Abdurrahman-ı Tagi, âlim ve veli bir zat.
Bir gün sevdiklerine şöyle etti nasihat:
(Allahü teâlânın sevgisine kavuşmak,
Kalb-i selim sahibi olmakla olur ancak.
Yani kalb temizliği, bir de ihlas gerektir.

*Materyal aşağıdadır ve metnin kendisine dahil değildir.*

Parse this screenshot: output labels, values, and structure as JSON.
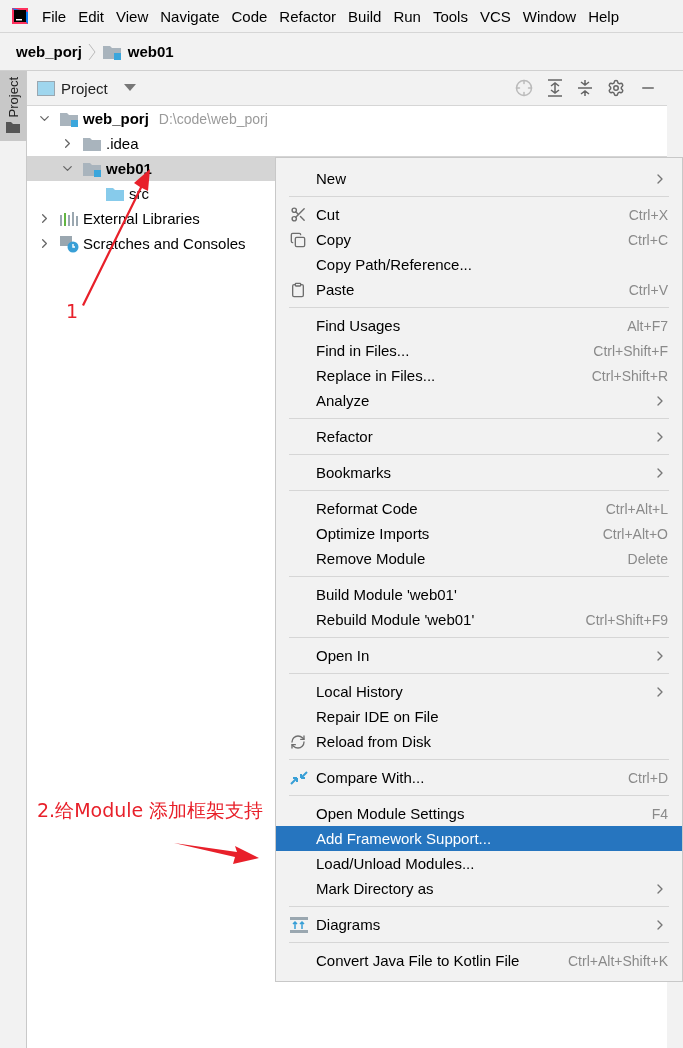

Rabbimizin sevgisi, o zaman kalbe gelir.
Kalbin temizliği de, o Resule inanmak,
Sevip, tâbi olmakla müyesser olur ancak.
Bunu elde etmenin birinci yolu ise,
Bir veliyi tanıyıp kavuşmaktır feyize.
Yani hayatta olan bir zatı tanımaktır.
Kalbini, o velinin kalbine bağlamaktır.
Onun sohbetlerinde, her şeyden daha evvel,
İman ve itikadı öğrenmektir mükemmel.
Lakin o zat, hakiki bir veli olmalıdır.
Zira veli olmanın alametleri vardır.
O kimsenin her söz ve hareketi eğer ki,
İslam’a uygun ise, velidir elbette ki.
Böyle gerçek bir veli bulunmazsa hayatta,
Olur vefat eylemiş bir büyük veli zat da.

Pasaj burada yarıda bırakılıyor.